– Не знаю, милая… Над собою разве?

– А очки вам не к лицу. И не думайте, пожалуйста: вовсе не карбонар, а просто немецкий профессор в отставке. Ну зачем вы их носите? Из упрямства, что ли? Государь прав, что терпеть не может очков… Ну, будет, не хочу больше, – оттолкнула она ложку. – Это которая?

– Восьмая, а вы обещали двенадцать.

– Нет, не могу… Няня, голубушка, позволь больше не есть. Нельзя же человека как каплуна откармливать…

– Что это, право, сударыня, точно маленькая! – заворчала старушка. – Да хоть совсем не ешьте. Оттого и больны, что докторов не слушаете.

Прокофьевна отвернулась, чтобы не заплакать, но не уходила, как будто ждала чего-то.
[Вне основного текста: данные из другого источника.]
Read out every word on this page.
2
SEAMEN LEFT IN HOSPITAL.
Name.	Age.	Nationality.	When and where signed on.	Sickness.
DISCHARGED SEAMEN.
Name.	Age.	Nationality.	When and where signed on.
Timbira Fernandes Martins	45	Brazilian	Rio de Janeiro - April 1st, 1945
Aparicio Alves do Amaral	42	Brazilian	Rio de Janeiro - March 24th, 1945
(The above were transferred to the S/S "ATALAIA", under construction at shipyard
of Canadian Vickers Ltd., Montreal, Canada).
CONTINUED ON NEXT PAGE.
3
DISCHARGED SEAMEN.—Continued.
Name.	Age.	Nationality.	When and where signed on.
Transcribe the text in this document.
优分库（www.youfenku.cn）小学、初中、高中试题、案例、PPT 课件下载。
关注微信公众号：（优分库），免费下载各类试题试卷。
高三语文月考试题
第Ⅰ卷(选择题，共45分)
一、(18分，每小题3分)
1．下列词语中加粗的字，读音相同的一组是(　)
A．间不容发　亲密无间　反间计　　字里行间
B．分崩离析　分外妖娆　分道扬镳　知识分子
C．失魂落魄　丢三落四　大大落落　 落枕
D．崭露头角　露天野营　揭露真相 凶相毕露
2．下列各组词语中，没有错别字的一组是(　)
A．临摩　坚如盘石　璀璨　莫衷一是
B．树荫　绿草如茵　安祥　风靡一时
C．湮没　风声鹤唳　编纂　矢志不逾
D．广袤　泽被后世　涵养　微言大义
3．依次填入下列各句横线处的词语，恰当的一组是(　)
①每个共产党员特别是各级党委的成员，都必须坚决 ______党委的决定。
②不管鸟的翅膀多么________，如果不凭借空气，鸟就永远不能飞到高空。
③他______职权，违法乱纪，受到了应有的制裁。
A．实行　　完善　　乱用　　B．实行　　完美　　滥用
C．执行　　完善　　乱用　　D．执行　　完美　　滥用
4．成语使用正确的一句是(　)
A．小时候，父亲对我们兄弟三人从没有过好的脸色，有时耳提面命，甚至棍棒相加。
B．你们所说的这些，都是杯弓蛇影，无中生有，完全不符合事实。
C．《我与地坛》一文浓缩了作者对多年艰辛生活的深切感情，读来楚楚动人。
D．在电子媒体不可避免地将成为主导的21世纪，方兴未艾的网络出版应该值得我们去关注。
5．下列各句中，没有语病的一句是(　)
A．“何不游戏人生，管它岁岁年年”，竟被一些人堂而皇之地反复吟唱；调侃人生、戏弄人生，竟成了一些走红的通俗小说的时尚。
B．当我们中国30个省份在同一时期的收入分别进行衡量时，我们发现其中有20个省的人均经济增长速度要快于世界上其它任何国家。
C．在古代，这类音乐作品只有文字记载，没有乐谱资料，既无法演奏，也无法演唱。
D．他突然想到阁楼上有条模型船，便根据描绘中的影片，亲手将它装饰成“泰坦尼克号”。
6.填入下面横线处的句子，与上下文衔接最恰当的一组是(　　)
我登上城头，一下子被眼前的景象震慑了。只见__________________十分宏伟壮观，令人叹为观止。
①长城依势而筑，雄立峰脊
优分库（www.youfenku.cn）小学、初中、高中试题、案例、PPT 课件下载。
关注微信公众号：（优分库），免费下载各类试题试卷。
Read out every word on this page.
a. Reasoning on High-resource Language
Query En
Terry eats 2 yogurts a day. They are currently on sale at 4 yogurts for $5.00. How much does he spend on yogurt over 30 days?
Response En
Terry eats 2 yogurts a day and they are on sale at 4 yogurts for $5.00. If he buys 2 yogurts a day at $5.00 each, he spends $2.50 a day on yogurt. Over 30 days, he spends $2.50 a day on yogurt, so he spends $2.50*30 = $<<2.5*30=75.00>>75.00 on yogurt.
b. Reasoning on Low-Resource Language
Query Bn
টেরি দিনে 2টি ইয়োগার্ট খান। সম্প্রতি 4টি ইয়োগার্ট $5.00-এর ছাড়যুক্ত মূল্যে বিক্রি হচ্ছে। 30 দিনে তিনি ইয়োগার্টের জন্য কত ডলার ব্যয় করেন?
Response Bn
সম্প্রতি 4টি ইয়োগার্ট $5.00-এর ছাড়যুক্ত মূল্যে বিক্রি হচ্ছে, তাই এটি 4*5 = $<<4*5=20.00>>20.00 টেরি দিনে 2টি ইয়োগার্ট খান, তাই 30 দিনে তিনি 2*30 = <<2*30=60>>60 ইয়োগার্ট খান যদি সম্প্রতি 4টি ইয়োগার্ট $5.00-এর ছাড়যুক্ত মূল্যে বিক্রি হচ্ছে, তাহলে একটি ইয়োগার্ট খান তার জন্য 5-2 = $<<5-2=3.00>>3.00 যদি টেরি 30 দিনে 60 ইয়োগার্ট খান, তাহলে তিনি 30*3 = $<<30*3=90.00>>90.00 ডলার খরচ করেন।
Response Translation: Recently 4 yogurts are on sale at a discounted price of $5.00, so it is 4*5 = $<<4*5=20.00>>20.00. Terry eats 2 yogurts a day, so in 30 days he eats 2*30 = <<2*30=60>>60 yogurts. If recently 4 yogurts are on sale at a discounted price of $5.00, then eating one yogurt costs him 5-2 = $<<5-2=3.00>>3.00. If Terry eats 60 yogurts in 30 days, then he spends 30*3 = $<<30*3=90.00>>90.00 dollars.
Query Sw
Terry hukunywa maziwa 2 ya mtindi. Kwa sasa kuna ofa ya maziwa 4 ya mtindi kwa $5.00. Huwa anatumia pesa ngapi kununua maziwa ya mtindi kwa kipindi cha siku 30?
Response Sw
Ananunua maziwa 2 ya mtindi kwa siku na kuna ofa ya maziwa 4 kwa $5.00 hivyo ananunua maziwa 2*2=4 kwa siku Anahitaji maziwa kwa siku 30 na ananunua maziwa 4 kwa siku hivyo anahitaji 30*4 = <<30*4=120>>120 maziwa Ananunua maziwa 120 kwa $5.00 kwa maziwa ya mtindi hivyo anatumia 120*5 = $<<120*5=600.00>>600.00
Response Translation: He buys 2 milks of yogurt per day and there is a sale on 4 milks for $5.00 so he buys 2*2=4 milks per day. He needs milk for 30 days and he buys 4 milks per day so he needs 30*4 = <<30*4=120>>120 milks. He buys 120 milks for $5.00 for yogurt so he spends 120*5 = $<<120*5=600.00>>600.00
– Так вот и будет стоять, пока не выгоню, – шепнула Софья по-французски Голицыну. – Как мучает, если бы вы знали, как она меня мучает, Господи! А все оттого, что любит… Злейшие враги – любящие. Разве не так?



– Так-то так, да уж очень зло… Пожалуй, злее усмешки Вольтеровой.

– У меня теперь все такие злые мысли, острые. Больно от них, как если иголку раскалить на огне и воткнуть в тело. Вот и в вас втыкаю, бедненький, вижу, как от боли корчитесь…

– Ничего, только бы вам полегче, – проговорил он, целуя прозрачно-бледную, с голубыми жилками руку ее, такую мертвую, такую детскую.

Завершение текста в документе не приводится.